Phlebology. 2010 Oct;25 Suppl 1:14-9
Authors: Saedon M, Stansby G
Post-thrombotic syndrome (PTS) can be debilitating to patients and have a major economic impact on health-care services. It arises after deep venous thrombosis (DVT) due to residual venous obstruction or valvular reflux, leading to increased venous pressure in the microcirculation. While the inflammatory process at the time of DVT may aid thrombus resolution, it may also promote destruction of venous valves. The diagnosis of PTS is principally clinical and patients typically complain of leg heaviness, swelling, pain, itching, cramps, ulcer and signs of lipodermatosclerosis.
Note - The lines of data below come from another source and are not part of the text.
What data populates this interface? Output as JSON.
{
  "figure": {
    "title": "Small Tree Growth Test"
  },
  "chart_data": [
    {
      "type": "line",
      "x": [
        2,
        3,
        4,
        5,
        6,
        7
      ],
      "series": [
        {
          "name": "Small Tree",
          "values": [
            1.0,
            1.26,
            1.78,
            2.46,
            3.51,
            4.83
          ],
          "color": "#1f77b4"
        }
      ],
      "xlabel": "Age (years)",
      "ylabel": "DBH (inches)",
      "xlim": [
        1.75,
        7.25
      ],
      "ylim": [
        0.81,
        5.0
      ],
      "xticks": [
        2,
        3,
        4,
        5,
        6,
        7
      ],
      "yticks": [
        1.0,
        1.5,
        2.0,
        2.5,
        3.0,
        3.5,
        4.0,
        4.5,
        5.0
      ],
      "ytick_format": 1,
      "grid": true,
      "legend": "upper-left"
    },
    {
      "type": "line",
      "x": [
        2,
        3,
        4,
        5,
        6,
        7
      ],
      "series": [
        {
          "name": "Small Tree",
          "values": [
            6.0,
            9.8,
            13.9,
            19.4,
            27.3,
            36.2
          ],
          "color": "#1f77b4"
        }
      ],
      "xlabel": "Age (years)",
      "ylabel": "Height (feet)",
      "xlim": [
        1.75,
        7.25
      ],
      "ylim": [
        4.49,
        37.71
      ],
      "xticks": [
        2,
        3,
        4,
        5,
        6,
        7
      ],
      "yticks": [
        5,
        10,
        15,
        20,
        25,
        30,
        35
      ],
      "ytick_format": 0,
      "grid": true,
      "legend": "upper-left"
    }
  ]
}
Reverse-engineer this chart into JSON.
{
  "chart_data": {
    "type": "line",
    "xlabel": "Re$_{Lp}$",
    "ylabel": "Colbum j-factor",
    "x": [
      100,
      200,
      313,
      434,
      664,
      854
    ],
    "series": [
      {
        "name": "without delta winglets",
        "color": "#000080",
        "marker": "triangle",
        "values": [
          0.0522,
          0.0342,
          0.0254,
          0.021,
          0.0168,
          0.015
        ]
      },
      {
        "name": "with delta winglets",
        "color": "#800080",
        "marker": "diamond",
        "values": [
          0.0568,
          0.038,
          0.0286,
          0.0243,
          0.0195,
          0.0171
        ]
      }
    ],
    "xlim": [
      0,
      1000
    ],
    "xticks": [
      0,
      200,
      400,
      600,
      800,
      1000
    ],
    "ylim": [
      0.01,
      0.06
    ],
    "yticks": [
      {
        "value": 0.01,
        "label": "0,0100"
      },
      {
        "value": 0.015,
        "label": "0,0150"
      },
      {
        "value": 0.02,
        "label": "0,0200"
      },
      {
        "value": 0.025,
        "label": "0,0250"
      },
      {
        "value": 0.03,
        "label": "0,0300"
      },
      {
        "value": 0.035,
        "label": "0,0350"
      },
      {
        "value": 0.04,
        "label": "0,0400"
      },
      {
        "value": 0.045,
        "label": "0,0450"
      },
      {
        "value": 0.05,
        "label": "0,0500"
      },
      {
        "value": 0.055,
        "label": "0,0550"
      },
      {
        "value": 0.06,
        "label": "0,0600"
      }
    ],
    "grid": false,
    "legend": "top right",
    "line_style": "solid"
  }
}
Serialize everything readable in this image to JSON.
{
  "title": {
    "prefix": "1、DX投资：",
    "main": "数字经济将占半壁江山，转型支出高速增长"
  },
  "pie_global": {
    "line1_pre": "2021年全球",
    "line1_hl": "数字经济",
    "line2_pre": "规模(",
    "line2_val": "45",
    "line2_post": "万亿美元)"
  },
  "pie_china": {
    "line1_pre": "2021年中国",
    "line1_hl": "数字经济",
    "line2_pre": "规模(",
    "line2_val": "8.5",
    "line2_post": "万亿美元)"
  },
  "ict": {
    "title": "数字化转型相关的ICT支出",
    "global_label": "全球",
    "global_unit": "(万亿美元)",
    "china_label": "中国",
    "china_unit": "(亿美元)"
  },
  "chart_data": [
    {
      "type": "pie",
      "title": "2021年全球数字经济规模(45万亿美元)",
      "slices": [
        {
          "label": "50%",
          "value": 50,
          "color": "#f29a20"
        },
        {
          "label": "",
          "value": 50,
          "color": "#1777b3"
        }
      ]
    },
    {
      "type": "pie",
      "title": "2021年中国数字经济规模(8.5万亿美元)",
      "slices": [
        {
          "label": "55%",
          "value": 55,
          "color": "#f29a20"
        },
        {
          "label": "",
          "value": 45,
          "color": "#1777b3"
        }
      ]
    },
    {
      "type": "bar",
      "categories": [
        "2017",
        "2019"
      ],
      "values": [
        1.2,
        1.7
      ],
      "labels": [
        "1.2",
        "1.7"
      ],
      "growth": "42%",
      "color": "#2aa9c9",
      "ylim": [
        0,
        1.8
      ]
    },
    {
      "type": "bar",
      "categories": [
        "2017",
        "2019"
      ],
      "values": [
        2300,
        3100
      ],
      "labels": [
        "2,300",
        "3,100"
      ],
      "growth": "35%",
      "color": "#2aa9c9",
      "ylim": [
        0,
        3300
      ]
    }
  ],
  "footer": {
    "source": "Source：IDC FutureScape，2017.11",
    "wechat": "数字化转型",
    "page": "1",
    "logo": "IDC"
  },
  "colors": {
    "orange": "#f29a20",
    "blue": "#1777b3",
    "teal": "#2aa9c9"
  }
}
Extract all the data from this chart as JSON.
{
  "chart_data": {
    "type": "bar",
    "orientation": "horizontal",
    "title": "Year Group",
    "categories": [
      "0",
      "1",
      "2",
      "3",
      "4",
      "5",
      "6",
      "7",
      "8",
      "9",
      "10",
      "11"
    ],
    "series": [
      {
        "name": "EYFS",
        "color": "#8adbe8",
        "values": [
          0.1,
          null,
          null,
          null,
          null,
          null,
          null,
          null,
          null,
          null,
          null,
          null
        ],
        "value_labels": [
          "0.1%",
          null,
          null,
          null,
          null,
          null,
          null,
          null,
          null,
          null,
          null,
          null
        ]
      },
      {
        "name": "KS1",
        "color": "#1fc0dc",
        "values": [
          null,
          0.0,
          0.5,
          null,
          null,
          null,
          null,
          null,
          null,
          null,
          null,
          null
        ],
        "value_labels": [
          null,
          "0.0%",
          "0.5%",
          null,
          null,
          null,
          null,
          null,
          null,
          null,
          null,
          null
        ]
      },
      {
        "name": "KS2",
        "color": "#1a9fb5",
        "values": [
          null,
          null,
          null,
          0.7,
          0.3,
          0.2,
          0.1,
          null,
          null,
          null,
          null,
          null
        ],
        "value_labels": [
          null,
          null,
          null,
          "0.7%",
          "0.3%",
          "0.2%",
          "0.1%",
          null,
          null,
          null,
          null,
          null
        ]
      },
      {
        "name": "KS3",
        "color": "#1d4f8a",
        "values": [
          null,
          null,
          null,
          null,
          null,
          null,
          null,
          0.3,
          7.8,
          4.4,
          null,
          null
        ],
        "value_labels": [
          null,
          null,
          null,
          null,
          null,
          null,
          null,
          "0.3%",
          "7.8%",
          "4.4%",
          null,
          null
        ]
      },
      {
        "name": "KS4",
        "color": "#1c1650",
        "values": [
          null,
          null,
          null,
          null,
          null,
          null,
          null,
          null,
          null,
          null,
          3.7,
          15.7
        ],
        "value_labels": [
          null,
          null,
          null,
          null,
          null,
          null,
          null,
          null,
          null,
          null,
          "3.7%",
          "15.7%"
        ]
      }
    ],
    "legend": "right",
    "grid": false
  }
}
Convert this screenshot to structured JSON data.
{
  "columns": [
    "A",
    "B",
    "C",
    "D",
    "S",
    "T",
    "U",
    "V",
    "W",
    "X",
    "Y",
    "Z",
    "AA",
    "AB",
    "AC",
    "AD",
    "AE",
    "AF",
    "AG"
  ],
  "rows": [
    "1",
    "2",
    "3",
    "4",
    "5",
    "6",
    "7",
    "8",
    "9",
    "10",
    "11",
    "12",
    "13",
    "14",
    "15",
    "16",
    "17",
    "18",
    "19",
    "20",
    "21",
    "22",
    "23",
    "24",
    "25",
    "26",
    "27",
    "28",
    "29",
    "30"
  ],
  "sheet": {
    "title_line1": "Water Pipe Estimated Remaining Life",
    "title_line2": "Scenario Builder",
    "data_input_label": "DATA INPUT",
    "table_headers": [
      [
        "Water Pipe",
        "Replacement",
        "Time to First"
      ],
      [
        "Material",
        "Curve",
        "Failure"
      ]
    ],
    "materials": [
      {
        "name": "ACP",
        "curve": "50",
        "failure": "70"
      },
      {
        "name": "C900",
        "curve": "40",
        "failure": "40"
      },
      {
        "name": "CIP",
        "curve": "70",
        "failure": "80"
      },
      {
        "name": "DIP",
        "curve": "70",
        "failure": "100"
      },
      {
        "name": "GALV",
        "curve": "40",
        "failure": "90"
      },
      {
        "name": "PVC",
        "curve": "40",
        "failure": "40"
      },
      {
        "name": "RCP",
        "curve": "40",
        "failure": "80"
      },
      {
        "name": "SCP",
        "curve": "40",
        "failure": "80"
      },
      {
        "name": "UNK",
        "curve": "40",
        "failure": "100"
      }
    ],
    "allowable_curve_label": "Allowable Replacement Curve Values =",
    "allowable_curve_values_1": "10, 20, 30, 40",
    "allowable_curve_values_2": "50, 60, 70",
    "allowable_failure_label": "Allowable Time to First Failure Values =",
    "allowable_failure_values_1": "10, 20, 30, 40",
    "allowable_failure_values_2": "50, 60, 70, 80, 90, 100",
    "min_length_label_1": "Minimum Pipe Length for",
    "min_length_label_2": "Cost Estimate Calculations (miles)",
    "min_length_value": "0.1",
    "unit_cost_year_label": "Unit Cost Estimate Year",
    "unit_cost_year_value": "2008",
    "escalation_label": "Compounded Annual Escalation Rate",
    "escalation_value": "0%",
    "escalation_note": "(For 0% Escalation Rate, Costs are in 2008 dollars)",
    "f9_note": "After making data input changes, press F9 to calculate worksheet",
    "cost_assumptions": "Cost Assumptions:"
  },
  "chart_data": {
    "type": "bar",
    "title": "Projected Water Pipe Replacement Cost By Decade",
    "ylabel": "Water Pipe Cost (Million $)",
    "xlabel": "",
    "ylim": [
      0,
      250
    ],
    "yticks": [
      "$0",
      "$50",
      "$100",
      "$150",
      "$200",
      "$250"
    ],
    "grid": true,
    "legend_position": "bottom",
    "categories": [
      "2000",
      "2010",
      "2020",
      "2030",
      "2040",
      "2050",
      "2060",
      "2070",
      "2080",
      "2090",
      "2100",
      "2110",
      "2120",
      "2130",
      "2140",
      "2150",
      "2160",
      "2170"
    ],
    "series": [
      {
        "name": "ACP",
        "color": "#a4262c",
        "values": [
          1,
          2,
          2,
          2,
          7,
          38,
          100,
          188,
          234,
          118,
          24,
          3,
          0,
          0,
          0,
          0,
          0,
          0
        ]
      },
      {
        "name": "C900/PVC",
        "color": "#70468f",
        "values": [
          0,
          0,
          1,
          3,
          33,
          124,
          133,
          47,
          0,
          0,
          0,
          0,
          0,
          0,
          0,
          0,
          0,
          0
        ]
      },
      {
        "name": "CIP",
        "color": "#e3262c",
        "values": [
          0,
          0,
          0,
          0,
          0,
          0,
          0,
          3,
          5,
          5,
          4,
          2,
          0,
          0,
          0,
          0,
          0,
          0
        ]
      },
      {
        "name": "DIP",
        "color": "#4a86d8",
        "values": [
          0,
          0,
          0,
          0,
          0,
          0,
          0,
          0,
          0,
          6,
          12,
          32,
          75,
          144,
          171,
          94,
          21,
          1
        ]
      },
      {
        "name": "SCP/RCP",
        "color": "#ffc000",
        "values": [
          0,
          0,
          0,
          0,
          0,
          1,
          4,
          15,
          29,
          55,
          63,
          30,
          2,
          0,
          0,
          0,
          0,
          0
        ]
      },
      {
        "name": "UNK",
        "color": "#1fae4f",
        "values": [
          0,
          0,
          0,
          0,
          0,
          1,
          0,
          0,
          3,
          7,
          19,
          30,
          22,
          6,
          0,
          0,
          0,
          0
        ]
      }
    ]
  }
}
Several clinical scales or classifications have been used but it is recommended that Villalta scale is the most suitable. Risk factors for PTS include a proximal DVT and recurrent thrombosis as well as obesity and prior varicose veins. Poor quality of anticoagulation control may also be a factor. Established PTS is usually managed along the same lines as chronic venous hypertension with compression therapy and leg elevation. Surgery has only a limited role but may benefit some patients. Further trials are desperately needed to define the role of acute thrombolysis and mechanical thrombectomy, which seem to be promising treatments in the studies to date. For patients who have had a DVT more attention should be given to prescribing and using compression hosiery.